Oil prices retreated sharply on Friday after Iran reportedly delivered a revised peace proposal to mediators in Pakistan, reviving hopes that diplomatic negotiations with the United States may still avert a broader escalation in the Middle East.
U.S. benchmark West Texas Intermediate (WTI) crude dropped more than 3%, trading near $101.57 per barrel during afternoon dealings. Meanwhile, global benchmark Brent crude fell around 2% to approximately $107.98 per barrel, as traders responded to the latest diplomatic developments.

Iran’s Revised Proposal Sparks Market Optimism
Pakistani officials confirmed that Iran had submitted an updated peace framework through mediators, which has since been relayed to Washington. The move has reignited optimism that both nations could find a diplomatic pathway to de-escalation after weeks of heightened military tensions.
Despite the market’s initial positive reaction, U.S. President Donald Trump indicated that the proposal fell short of expectations.
“Iran wants to make a deal, but I’m not satisfied with it,” Trump told reporters at the White House. “Iran wants to make a deal because they have no military left.”
Trump’s remarks tempered some of the optimism, reminding investors that significant hurdles remain before any formal agreement can be reached.
For broader market context, read our latest coverage on oil prices rising amid persistent Middle East tensions.
War Powers Deadline Adds Political Pressure
The White House is facing increased scrutiny as the 60-day deadline under the War Powers Resolution approaches. The legislation requires presidential authorization from Congress for extended military operations, unless hostilities are deemed to have ended.
The Trump administration maintains that a ceasefire established three weeks ago effectively terminated active hostilities, potentially eliminating the need for additional congressional approval.
Administration officials argue that the absence of direct military engagement since early April means the legal countdown no longer applies.

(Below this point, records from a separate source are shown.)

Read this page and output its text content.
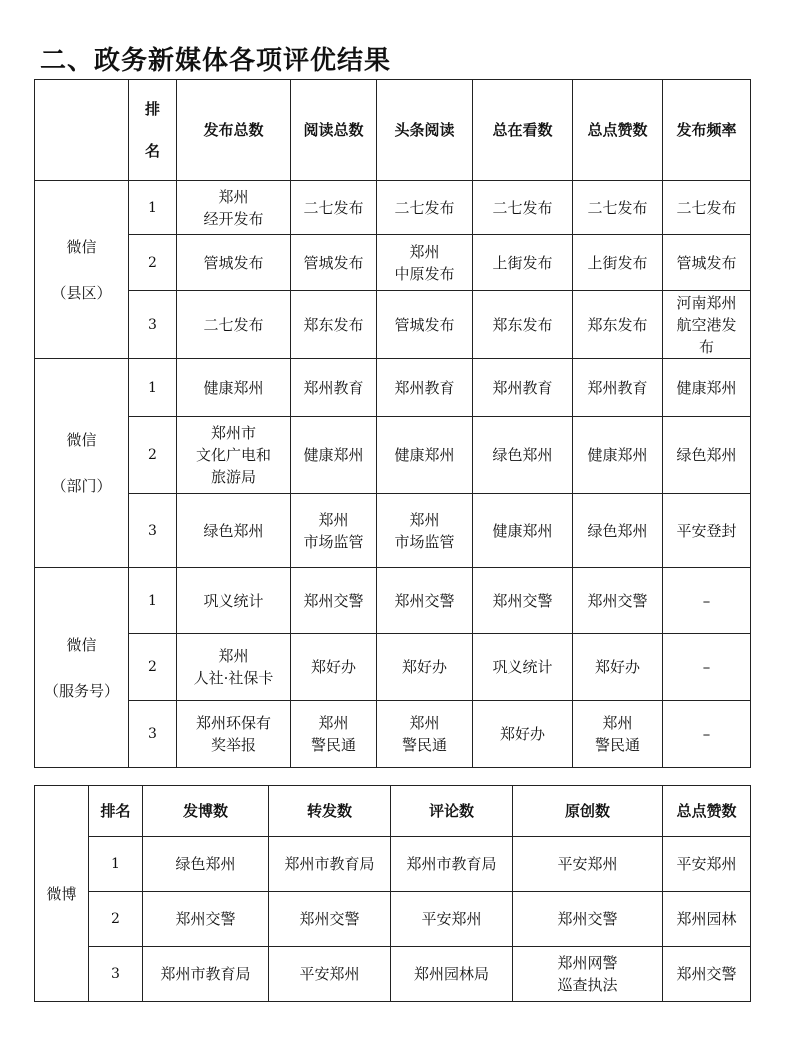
二、政务新媒体各项评优结果

	排
名	发布总数	阅读总数	头条阅读	总在看数	总点赞数	发布频率

微信
（县区）	1	郑州
经开发布	二七发布	二七发布	二七发布	二七发布	二七发布

	2	管城发布	管城发布	郑州
中原发布	上街发布	上街发布	管城发布

	3	二七发布	郑东发布	管城发布	郑东发布	郑东发布	河南郑州
航空港发
布

微信
（部门）	1	健康郑州	郑州教育	郑州教育	郑州教育	郑州教育	健康郑州

	2	郑州市
文化广电和
旅游局	健康郑州	健康郑州	绿色郑州	健康郑州	绿色郑州

	3	绿色郑州	郑州
市场监管	郑州
市场监管	健康郑州	绿色郑州	平安登封

微信
（服务号）	1	巩义统计	郑州交警	郑州交警	郑州交警	郑州交警	–

	2	郑州
人社·社保卡	郑好办	郑好办	巩义统计	郑好办	–

	3	郑州环保有
奖举报	郑州
警民通	郑州
警民通	郑好办	郑州
警民通	–
微博	排名	发博数	转发数	评论数	原创数	总点赞数

	1	绿色郑州	郑州市教育局	郑州市教育局	平安郑州	平安郑州

	2	郑州交警	郑州交警	平安郑州	郑州交警	郑州园林

	3	郑州市教育局	平安郑州	郑州园林局	郑州网警
巡查执法	郑州交警
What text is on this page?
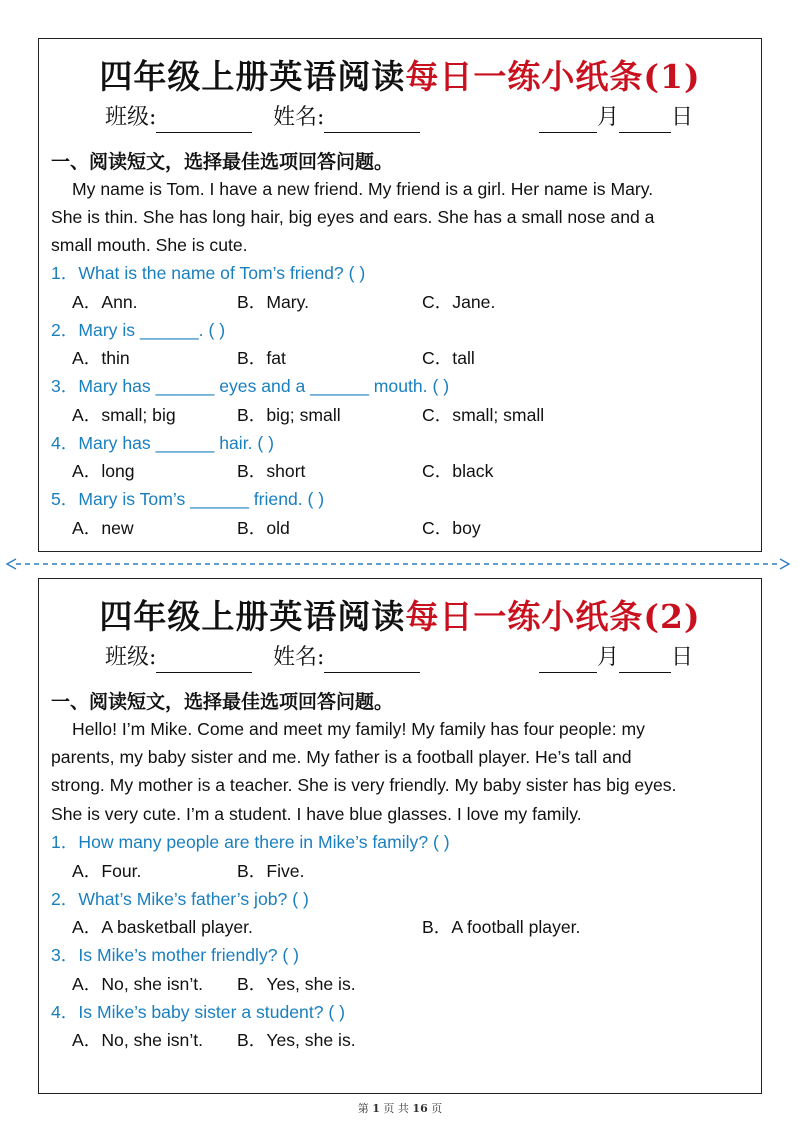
四年级上册英语阅读每日一练小纸条(1)
班级:	姓名:	月 日
一、阅读短文，选择最佳选项回答问题。
My name is Tom. I have a new friend. My friend is a girl. Her name is Mary.
She is thin. She has long hair, big eyes and ears. She has a small nose and a
small mouth. She is cute.
1．What is the name of Tom’s friend? ( )
A．Ann.	B．Mary.	C．Jane.
2．Mary is ______. ( )
A．thin	B．fat	C．tall
3．Mary has ______ eyes and a ______ mouth. ( )
A．small; big	B．big; small	C．small; small
4．Mary has ______ hair. ( )
A．long	B．short	C．black
5．Mary is Tom’s ______ friend. ( )
A．new	B．old	C．boy
四年级上册英语阅读每日一练小纸条(2)
班级:	姓名:	月 日
一、阅读短文，选择最佳选项回答问题。
Hello! I’m Mike. Come and meet my family! My family has four people: my
parents, my baby sister and me. My father is a football player. He’s tall and
strong. My mother is a teacher. She is very friendly. My baby sister has big eyes.
She is very cute. I’m a student. I have blue glasses. I love my family.
1．How many people are there in Mike’s family? ( )
A．Four.	B．Five.
2．What’s Mike’s father’s job? ( )
A．A basketball player.	B．A football player.
3．Is Mike’s mother friendly? ( )
A．No, she isn’t. B．Yes, she is.
4．Is Mike’s baby sister a student? ( )
A．No, she isn’t. B．Yes, she is.
第 1 页 共 16 页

Strait of Hormuz Remains a Major Concern
While diplomatic efforts continue, energy markets remain highly sensitive to developments surrounding the Strait of Hormuz. The critical shipping route handles nearly one-fifth of global oil supplies, making any disruption a major risk to international markets.
Tehran has reportedly refused to fully reopen the strategic waterway until the United States lifts restrictions on Iranian ports, keeping supply concerns firmly in focus.
Analysts warn that even temporary interruptions could rapidly send crude prices higher, especially given already tight global supply conditions.
Investors should also monitor related market volatility, including the impact on equities and currencies, as highlighted in our recent analysis of Wall Street’s rally amid rising oil and yen turbulence.
Geopolitical Risks Continue to Linger
Despite the ceasefire, tensions between Washington and Tehran remain elevated. President Trump recently reiterated his commitment to maintaining pressure on Iran until a comprehensive nuclear agreement is secured.
At the same time, reports indicate that U.S. military planners have prepared contingency options should negotiations collapse, while Iranian officials have warned of severe retaliation in the event of renewed attacks.
This delicate balance between diplomacy and military readiness is likely to keep oil markets volatile in the coming days.

Market Outlook
For now, traders are cautiously welcoming signs of renewed diplomacy. However, with political uncertainty, congressional deadlines, and unresolved shipping restrictions still in play, crude oil is likely to remain highly reactive to every headline.
Until a concrete agreement is reached, volatility will continue to define the global energy landscape.